There are two entrances into the new museum, one from ground level and the other from the level on top of the wall as seen by the small wooden footbridge in the picture. The formidable fortified building has areas that extend into the old defensive structure near the bastion of San Salavatore known as il “bastardo” and a stretch medieval curtain wall can still be observed as part of a tower structure built between 1516 and 1522. The museum is on three floors with interactive visual media, maps, projected films and commentary.
It was a call from Cristina Bernardi of a production company called ‘Infinityblue’, who required someone with an English accent to assist in doing voice-overs for the audio-visual display in the museum that got me involved.
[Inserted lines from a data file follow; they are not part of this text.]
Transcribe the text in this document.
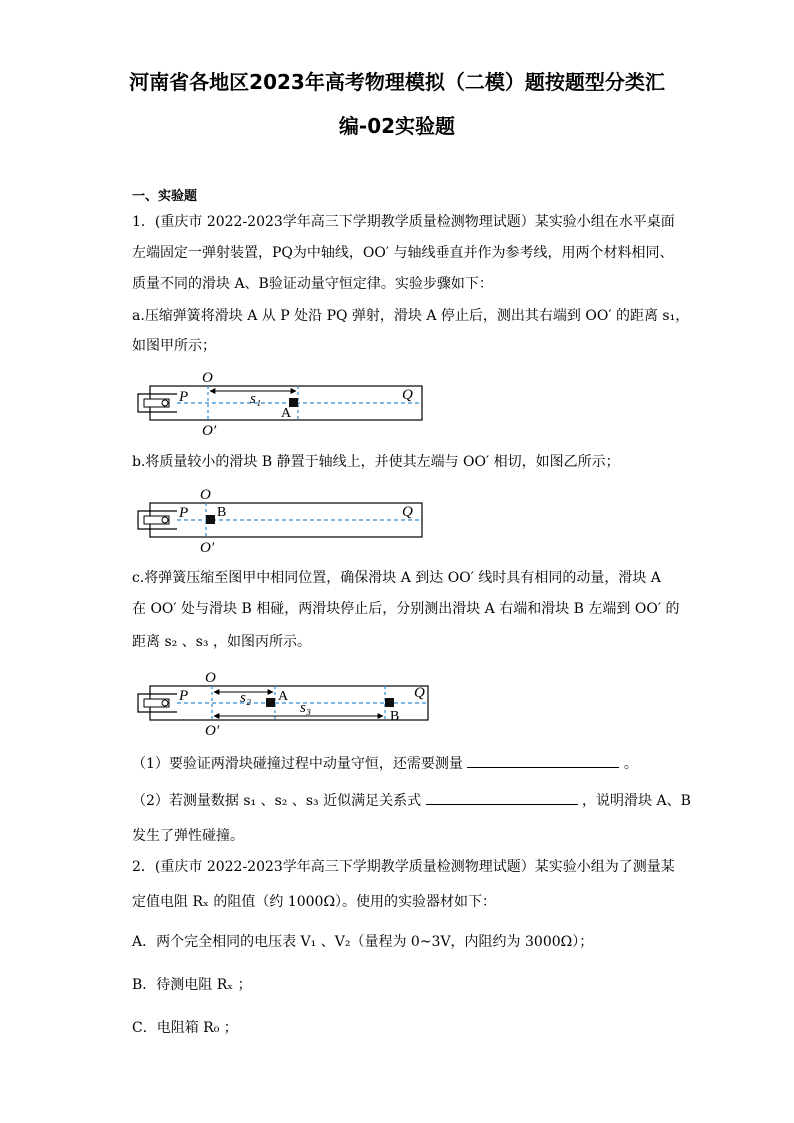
河南省各地区2023年高考物理模拟（二模）题按题型分类汇
编-02实验题
一、实验题
1．(重庆市 2022-2023学年高三下学期教学质量检测物理试题）某实验小组在水平桌面
左端固定一弹射装置，PQ为中轴线，OO′ 与轴线垂直并作为参考线，用两个材料相同、
质量不同的滑块 A、B验证动量守恒定律。实验步骤如下：
a.压缩弹簧将滑块 A 从 P 处沿 PQ 弹射，滑块 A 停止后，测出其右端到 OO′ 的距离 s₁，
如图甲所示；
b.将质量较小的滑块 B 静置于轴线上，并使其左端与 OO′ 相切，如图乙所示；
c.将弹簧压缩至图甲中相同位置，确保滑块 A 到达 OO′ 线时具有相同的动量，滑块 A
在 OO′ 处与滑块 B 相碰，两滑块停止后，分别测出滑块 A 右端和滑块 B 左端到 OO′ 的
距离 s₂ 、s₃ ，如图丙所示。
（1）要验证两滑块碰撞过程中动量守恒，还需要测量	。
（2）若测量数据 s₁ 、s₂ 、s₃ 近似满足关系式	，说明滑块 A、B
发生了弹性碰撞。
2．(重庆市 2022-2023学年高三下学期教学质量检测物理试题）某实验小组为了测量某
定值电阻 Rₓ 的阻值（约 1000Ω）。使用的实验器材如下：
A．两个完全相同的电压表 V₁ 、V₂（量程为 0~3V，内阻约为 3000Ω）；
B．待测电阻 Rₓ ；
C．电阻箱 R₀ ；
O
O′
P	Q
s₁
A
O
O′
P	Q
B
O
O′
P	Q
s₂
s₃
A
B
Together we met her colleague who works from a basement of a large house just outside Lucca that contained a fully-equipped sound-recording studio.
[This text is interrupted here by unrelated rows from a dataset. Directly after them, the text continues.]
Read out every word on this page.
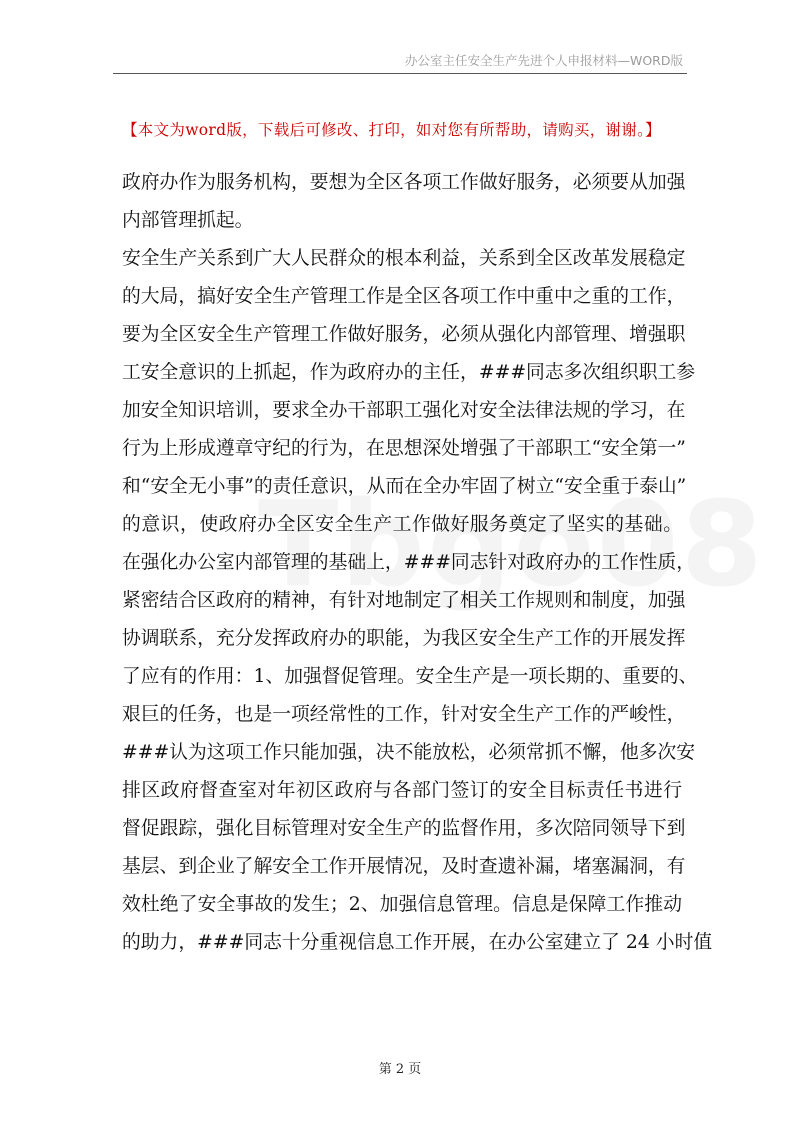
办公室主任安全生产先进个人申报材料—WORD版
【本文为word版，下载后可修改、打印，如对您有所帮助，请购买，谢谢。】
政府办作为服务机构，要想为全区各项工作做好服务，必须要从加强
内部管理抓起。
安全生产关系到广大人民群众的根本利益，关系到全区改革发展稳定
的大局，搞好安全生产管理工作是全区各项工作中重中之重的工作，
要为全区安全生产管理工作做好服务，必须从强化内部管理、增强职
工安全意识的上抓起，作为政府办的主任，###同志多次组织职工参
加安全知识培训，要求全办干部职工强化对安全法律法规的学习，在
行为上形成遵章守纪的行为，在思想深处增强了干部职工“安全第一”
和“安全无小事”的责任意识，从而在全办牢固了树立“安全重于泰山”
的意识，使政府办全区安全生产工作做好服务奠定了坚实的基础。
在强化办公室内部管理的基础上，###同志针对政府办的工作性质，
紧密结合区政府的精神，有针对地制定了相关工作规则和制度，加强
协调联系，充分发挥政府办的职能，为我区安全生产工作的开展发挥
了应有的作用：1、加强督促管理。安全生产是一项长期的、重要的、
艰巨的任务，也是一项经常性的工作，针对安全生产工作的严峻性，
###认为这项工作只能加强，决不能放松，必须常抓不懈，他多次安
排区政府督查室对年初区政府与各部门签订的安全目标责任书进行
督促跟踪，强化目标管理对安全生产的监督作用，多次陪同领导下到
基层、到企业了解安全工作开展情况，及时查遗补漏，堵塞漏洞，有
效杜绝了安全事故的发生；2、加强信息管理。信息是保障工作推动
的助力，###同志十分重视信息工作开展，在办公室建立了 24 小时值
第 2 页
The interesting and informative text used for the commentary was written by a local historian that described the route of the Via Francigena from the Cisa pass that marks the point where the Tuscan and Ligurian Apennines divide and on through the Tuscan landscape. Obvious attention was paid to where the Via Francigena passes through Lucca from Pietrasanta in the north-west and heading off south-east towards Altopascio, San Miniato, San Gimingnano, Siena and then on to Rome. The route is known as the Via Francigena as it stretches all way across France finally ending at Canterbury to the shrine of the martyred English Saint Thomas Becket.
The whole experience was new to me having never done a ‘professional’ voice-over and getting the correct pronunciation for many Italian place-names was quite a challenge. To know that the many English-speaking visitors to the museum will listen to my voice providing the commentary remains a rare and unusual privilege.